I had the pleasure of attending the Walkley Foundation’s Freelance Focus conference this week with support from the ASC and the UQ School of Journalism and Communication. It was a busy day, full of inspiring content that ranged from Noah Rosenberg (founder and CEO of Narratively) talking on fostering audiences and narrative, to Nathan Burman (comms guy for Twitter Australia) running a masterclass focused on best practice for the social medium.
Running through the entire conference was the theme of storytelling. It was a theme that seems particularly relevant to ASC given spreading science stories is a large part of what we do. So, here are five take home points that might just help you the next time you’re crafting a science story. Read along for the who, what, when, where, and why.
Who is your audience?
Before you put pen to paper (or fingers to keyboard), imagine your audience. Who is best suited to your tale of the impact of gravity on quantum weirdness?
Your audience shouldn’t just help you to manage the complexity of your language, it should also shape the mediums you choose to convey your story through.
@NoahSRosenberg @walkleys @auscicomm Proverb 1: What came first, the perfect piece or the right audience? #FreelanceFocus— Daniel Oldfield (@TheMicroscopist) August 4, 2015
What medium will you use to tell your story?
It might seem easiest to write a press release and hit send, but is that the most effective way of getting your story out there? Would a podcast be more accessible to your audience, would it make your story come alive? Choose a medium that embraces the key elements of your story – whether that be a soundbite, long-form article or ten-second GIF.
On capturing the unique history of rural towns through sound #freelancefocus @hamishsewell— Tara (@_tiamaree) August 5, 2015
Soundtrails is an interesting blend of stories and space beyond GPS @walkleys #freelancefocus— Skye Doherty (@skyedoherty) August 5, 2015
When should your story end?
Your story doesn’t need to be a one hour documentary to have impact. Think carefully about the ideal length of your work and be realistic about resourcing. It’s a cliché that rings true – sometimes less is more.
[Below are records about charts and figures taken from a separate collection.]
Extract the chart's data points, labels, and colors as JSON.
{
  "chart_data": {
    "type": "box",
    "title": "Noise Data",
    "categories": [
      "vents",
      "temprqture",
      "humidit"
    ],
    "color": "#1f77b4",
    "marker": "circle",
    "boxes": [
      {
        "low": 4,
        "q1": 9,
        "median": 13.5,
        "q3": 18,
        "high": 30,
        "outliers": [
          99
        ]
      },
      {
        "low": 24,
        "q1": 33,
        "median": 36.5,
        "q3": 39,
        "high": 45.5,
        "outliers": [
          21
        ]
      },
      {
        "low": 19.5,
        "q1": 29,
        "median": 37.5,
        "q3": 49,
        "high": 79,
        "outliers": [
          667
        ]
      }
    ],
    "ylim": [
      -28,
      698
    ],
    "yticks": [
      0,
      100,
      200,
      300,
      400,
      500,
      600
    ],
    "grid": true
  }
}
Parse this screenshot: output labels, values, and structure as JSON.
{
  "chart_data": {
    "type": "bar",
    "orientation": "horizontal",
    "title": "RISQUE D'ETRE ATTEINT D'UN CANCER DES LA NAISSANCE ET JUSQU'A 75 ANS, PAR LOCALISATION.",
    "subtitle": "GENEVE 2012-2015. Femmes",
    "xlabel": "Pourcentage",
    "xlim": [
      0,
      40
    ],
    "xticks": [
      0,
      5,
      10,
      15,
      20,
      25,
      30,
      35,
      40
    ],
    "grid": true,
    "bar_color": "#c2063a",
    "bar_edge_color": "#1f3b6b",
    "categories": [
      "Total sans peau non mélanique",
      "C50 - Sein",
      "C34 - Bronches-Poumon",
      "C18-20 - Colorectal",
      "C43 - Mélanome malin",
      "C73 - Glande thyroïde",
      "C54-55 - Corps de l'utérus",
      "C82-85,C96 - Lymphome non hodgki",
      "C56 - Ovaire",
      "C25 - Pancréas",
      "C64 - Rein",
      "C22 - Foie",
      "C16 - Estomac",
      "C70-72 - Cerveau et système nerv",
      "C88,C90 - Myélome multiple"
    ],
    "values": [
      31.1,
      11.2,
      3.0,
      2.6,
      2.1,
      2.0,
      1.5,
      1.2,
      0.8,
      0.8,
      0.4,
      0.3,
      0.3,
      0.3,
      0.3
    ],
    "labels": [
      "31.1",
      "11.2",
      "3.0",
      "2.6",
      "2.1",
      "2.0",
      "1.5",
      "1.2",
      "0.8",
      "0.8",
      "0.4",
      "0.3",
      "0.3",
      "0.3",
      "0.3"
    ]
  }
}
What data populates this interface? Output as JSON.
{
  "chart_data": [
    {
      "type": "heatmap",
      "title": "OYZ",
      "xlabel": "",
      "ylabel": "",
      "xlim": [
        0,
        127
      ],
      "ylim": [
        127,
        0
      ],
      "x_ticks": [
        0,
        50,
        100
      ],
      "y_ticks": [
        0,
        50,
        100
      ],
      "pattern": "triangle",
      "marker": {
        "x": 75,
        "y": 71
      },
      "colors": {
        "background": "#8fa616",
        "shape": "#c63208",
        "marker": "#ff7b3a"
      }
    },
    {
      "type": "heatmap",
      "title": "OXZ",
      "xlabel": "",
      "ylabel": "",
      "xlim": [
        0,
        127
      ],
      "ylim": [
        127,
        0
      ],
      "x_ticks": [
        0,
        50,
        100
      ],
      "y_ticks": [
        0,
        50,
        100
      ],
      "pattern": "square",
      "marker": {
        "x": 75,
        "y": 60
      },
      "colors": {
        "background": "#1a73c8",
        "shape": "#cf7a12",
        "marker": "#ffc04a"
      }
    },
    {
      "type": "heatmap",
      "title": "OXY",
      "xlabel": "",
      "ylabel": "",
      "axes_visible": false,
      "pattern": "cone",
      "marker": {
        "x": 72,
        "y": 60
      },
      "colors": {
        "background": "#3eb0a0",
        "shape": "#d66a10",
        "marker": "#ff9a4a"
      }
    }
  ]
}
#freelancefocus @kylie_lang says it's amazing what you can say about someone's life in 450 words.— Sarah Binney (@SarahBinney) August 5, 2015
Where is the person in your story?
Personal tales make dry, complex information come alive. Whose experiences can you tap into to give warmth to your piece? Use their story to bring the unique and remarkable aspects of your story to light.
"Who is the person in this story?" – @Kylie_Lang on the power of the narrative #freelancefocus #scicomm— Tara (@_tiamaree) August 5, 2015
Why should people read your story?
Cultivating a community around your story will help increase its impact once published. Identify the people around you who will be interested and happy to share your tale with others.